Weird constructor in C++ class

Question

On Saturday I have an exam and I'm going through the past papers and I've encountered question according to C++ code:

class Car {
     char *LicencePlate;
     int age;
public:
     Car(const Car &); //this declaration
     ~Car();
}

What is the purpose of the declaration on line 5? In general what functionality should the implementation of a declaration of this nature provide? Write the code required for the implementation of the declaration on line 5 as it would appear in the Car.cpp file given the information provided.

Answer 1

It is a copy constructor, it's purpose is to make an exact copy of the object which was given as a parameter.

I will leave it to you to decide how best to do that.

Answer 2

Let's go through this.

As you can tell from the name, that's a constructor. Because it takes a parameter a reference to an object of the same type, it's a copy constructor (C++ nomenclature).

As you know (or not), if you don't have a copy constructor, the compiler will generate one for you. The compiler generated copy constructor does a shallow copy.

Why you want to implement your own:

class Car {
     char *LicencePlate;
public:
     Car(char* plate, int size)
     {
        LicencePlate = new char[size];
        strcpy(LicencePlate, plate);
     }
     ~Car()
     {
        delete[] LicencePlate;
     }
};

I've modified your class a bit to better explain. Your class manages memory now. It allocates memory for LicencePlate. This is the scenario where you don't have a copy constructor. Say you do:

Car a("abc",3);

The compiler generated copy constructor is called with:

Car b(a);

But remember, this only does a shallow copy.

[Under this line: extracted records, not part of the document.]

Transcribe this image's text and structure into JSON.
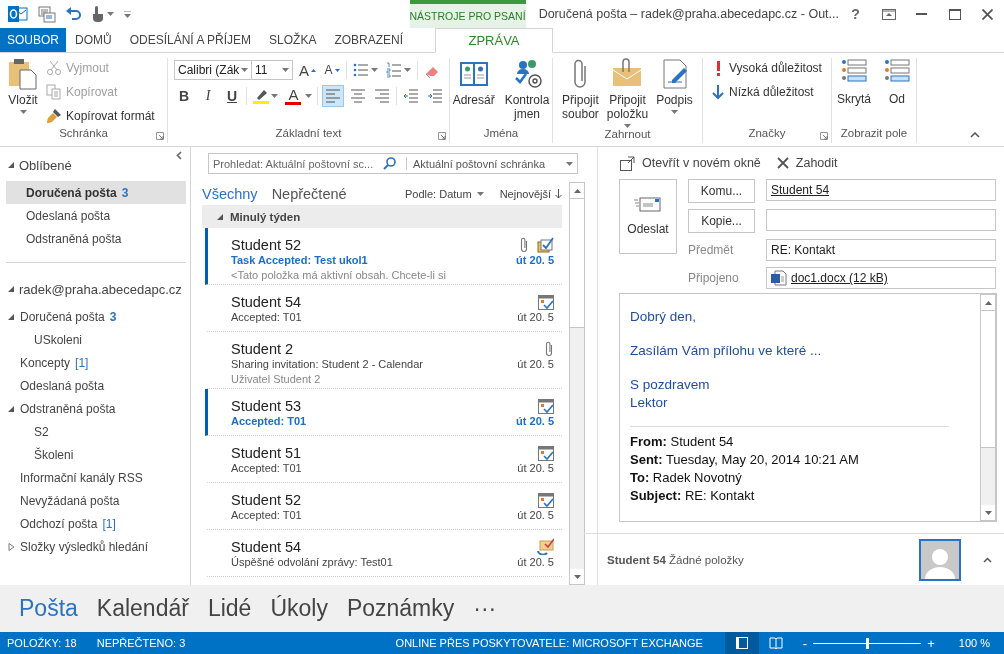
{
  "title_bar": {
    "context_label": "NÁSTROJE PRO PSANÍ",
    "title": "Doručená pošta – radek@praha.abecedapc.cz - Out...",
    "help": "?"
  },
  "tabs": [
    {
      "label": "SOUBOR",
      "kind": "file",
      "selected": false
    },
    {
      "label": "DOMŮ",
      "kind": "normal",
      "selected": false
    },
    {
      "label": "ODESÍLÁNÍ A PŘÍJEM",
      "kind": "normal",
      "selected": false
    },
    {
      "label": "SLOŽKA",
      "kind": "normal",
      "selected": false
    },
    {
      "label": "ZOBRAZENÍ",
      "kind": "normal",
      "selected": false
    },
    {
      "label": "ZPRÁVA",
      "kind": "context",
      "selected": true
    }
  ],
  "ribbon": {
    "clipboard": {
      "label": "Schránka",
      "paste": "Vložit",
      "items": [
        {
          "label": "Vyjmout",
          "disabled": true
        },
        {
          "label": "Kopírovat",
          "disabled": true
        },
        {
          "label": "Kopírovat formát",
          "disabled": false
        }
      ]
    },
    "basic_text": {
      "label": "Základní text",
      "font": "Calibri (Zák",
      "size": "11",
      "grow": "A",
      "shrink": "A",
      "format": [
        "B",
        "I",
        "U"
      ],
      "font_color": "A",
      "align": [
        {
          "selected": true
        },
        {
          "selected": false
        },
        {
          "selected": false
        }
      ]
    },
    "names": {
      "label": "Jména",
      "buttons": [
        "Adresář",
        "Kontrola jmen"
      ]
    },
    "include": {
      "label": "Zahrnout",
      "buttons": [
        {
          "label": "Připojit soubor",
          "menu": false
        },
        {
          "label": "Připojit položku",
          "menu": true
        },
        {
          "label": "Podpis",
          "menu": true
        }
      ]
    },
    "tags": {
      "label": "Značky",
      "items": [
        "Vysoká důležitost",
        "Nízká důležitost"
      ]
    },
    "show_fields": {
      "label": "Zobrazit pole",
      "buttons": [
        "Skrytá",
        "Od"
      ]
    }
  },
  "folders": {
    "favorites": {
      "label": "Oblíbené",
      "expanded": true,
      "items": [
        {
          "label": "Doručená pošta",
          "unread": "3",
          "selected": true
        },
        {
          "label": "Odeslaná pošta",
          "selected": false
        },
        {
          "label": "Odstraněná pošta",
          "selected": false
        }
      ]
    },
    "account": {
      "label": "radek@praha.abecedapc.cz",
      "expanded": true,
      "items": [
        {
          "label": "Doručená pošta",
          "unread": "3",
          "expanded": true,
          "children": [
            {
              "label": "USkoleni"
            }
          ]
        },
        {
          "label": "Koncepty",
          "count": "[1]"
        },
        {
          "label": "Odeslaná pošta"
        },
        {
          "label": "Odstraněná pošta",
          "expanded": true,
          "children": [
            {
              "label": "S2"
            },
            {
              "label": "Školeni"
            }
          ]
        },
        {
          "label": "Informační kanály RSS"
        },
        {
          "label": "Nevyžádaná pošta"
        },
        {
          "label": "Odchozí pošta",
          "count": "[1]"
        },
        {
          "label": "Složky výsledků hledání",
          "expanded": false
        }
      ]
    }
  },
  "message_list": {
    "search": {
      "placeholder": "Prohledat: Aktuální poštovní sc...",
      "scope": "Aktuální poštovní schránka"
    },
    "filters": [
      {
        "label": "Všechny",
        "selected": true
      },
      {
        "label": "Nepřečtené",
        "selected": false
      }
    ],
    "sort": "Podle: Datum",
    "order": "Nejnovější",
    "group": {
      "label": "Minulý týden",
      "expanded": true
    },
    "messages": [
      {
        "sender": "Student 52",
        "subject": "Task Accepted: Test ukol1",
        "preview": "<Tato položka má aktivní obsah. Chcete-li si",
        "date": "út 20. 5",
        "unread": true,
        "attachment": true,
        "kind": "task"
      },
      {
        "sender": "Student 54",
        "subject": "Accepted: T01",
        "date": "út 20. 5",
        "unread": false,
        "attachment": false,
        "kind": "meeting"
      },
      {
        "sender": "Student 2",
        "subject": "Sharing invitation: Student 2 - Calendar",
        "preview": "Uživatel Student 2",
        "date": "út 20. 5",
        "unread": false,
        "attachment": true,
        "kind": "plain"
      },
      {
        "sender": "Student 53",
        "subject": "Accepted: T01",
        "date": "út 20. 5",
        "unread": true,
        "attachment": false,
        "kind": "meeting"
      },
      {
        "sender": "Student 51",
        "subject": "Accepted: T01",
        "date": "út 20. 5",
        "unread": false,
        "attachment": false,
        "kind": "meeting"
      },
      {
        "sender": "Student 52",
        "subject": "Accepted: T01",
        "date": "út 20. 5",
        "unread": false,
        "attachment": false,
        "kind": "meeting"
      },
      {
        "sender": "Student 54",
        "subject": "Úspěšné odvolání zprávy: Test01",
        "date": "út 20. 5",
        "unread": false,
        "attachment": false,
        "kind": "recall"
      }
    ]
  },
  "reading_pane": {
    "commands": [
      "Otevřít v novém okně",
      "Zahodit"
    ],
    "send": "Odeslat",
    "to_button": "Komu...",
    "cc_button": "Kopie...",
    "to": "Student 54",
    "subject_label": "Předmět",
    "subject": "RE: Kontakt",
    "attached_label": "Připojeno",
    "attachment": "doc1.docx (12 kB)",
    "body": [
      [
        "Dobrý den,"
      ],
      [
        "Zasílám Vám přílohu ve které ..."
      ],
      [
        "S pozdravem",
        "Lektor"
      ]
    ],
    "quoted_header": [
      "**From:** Student 54",
      "**Sent:** Tuesday, May 20, 2014 10:21 AM",
      "**To:** Radek Novotný",
      "**Subject:** RE: Kontakt"
    ],
    "people": "**Student 54** Žádné položky"
  },
  "nav": [
    {
      "label": "Pošta",
      "selected": true
    },
    {
      "label": "Kalendář",
      "selected": false
    },
    {
      "label": "Lidé",
      "selected": false
    },
    {
      "label": "Úkoly",
      "selected": false
    },
    {
      "label": "Poznámky",
      "selected": false
    }
  ],
  "nav_more": "···",
  "status_bar": {
    "items": "POLOŽKY: 18",
    "unread": "NEPŘEČTENO: 3",
    "connection": "ONLINE PŘES POSKYTOVATELE: MICROSOFT EXCHANGE",
    "views": [
      {
        "selected": true
      },
      {
        "selected": false
      }
    ],
    "zoom": {
      "minus": "-",
      "plus": "+",
      "level": 0.5,
      "value": "100 %"
    }
  }
}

So, actually, a.LicencePlate == b.LicencePlate. Can you see anything wrong with that?

When a goes out of scope, the destructor is called, and a.LicencePlate is deleted. But then you run into undefined behavior when b goes out of scope, because b's destructor will try to delete the same memory (remember, the two pointer point to the same memory because a shallow copy was created).

To avoid this, you define your own copy constructor:

class Car {
     char *LicencePlate;
     int sz;
public:
     Car(char* plate, int size)
     {
        LicencePlate = new char[size+1]();
        strcpy(LicencePlate, plate);
        sz = size;
     }
     Car(const Car& other)
     {
        LicencePlate = new char[other.sz+1]();
        sz = other.sz;
        strcpy(LicencePlate, other.LicencePlate);
     }
     ~Car()
     {
        delete[] LicencePlate;
     }
};

The rule of three means you should implement an assignment operator (you already have a copy constructor and a destructor). The motivation behind this is the same, only the problem replicates when you assign instead of initialize:

Car a("abc",3);
Car b;
b = a; //assignment - operator= is called

Now we're safe. b, when copied, will allocate new memory to hold the licence plate, so the double-delete can't occur.

I changed the code to demonstrate the point but you'll still have to put logic in there yourself.

Answer 3

That's a copy constructor declaration. It takes a reference to a constant Car, meaning you can read the passed in value, but can not (without dodgy casts) write it. This is just the canonical way of creating a new object by copying the original. You will probably want to do a strdup as part of the implementation.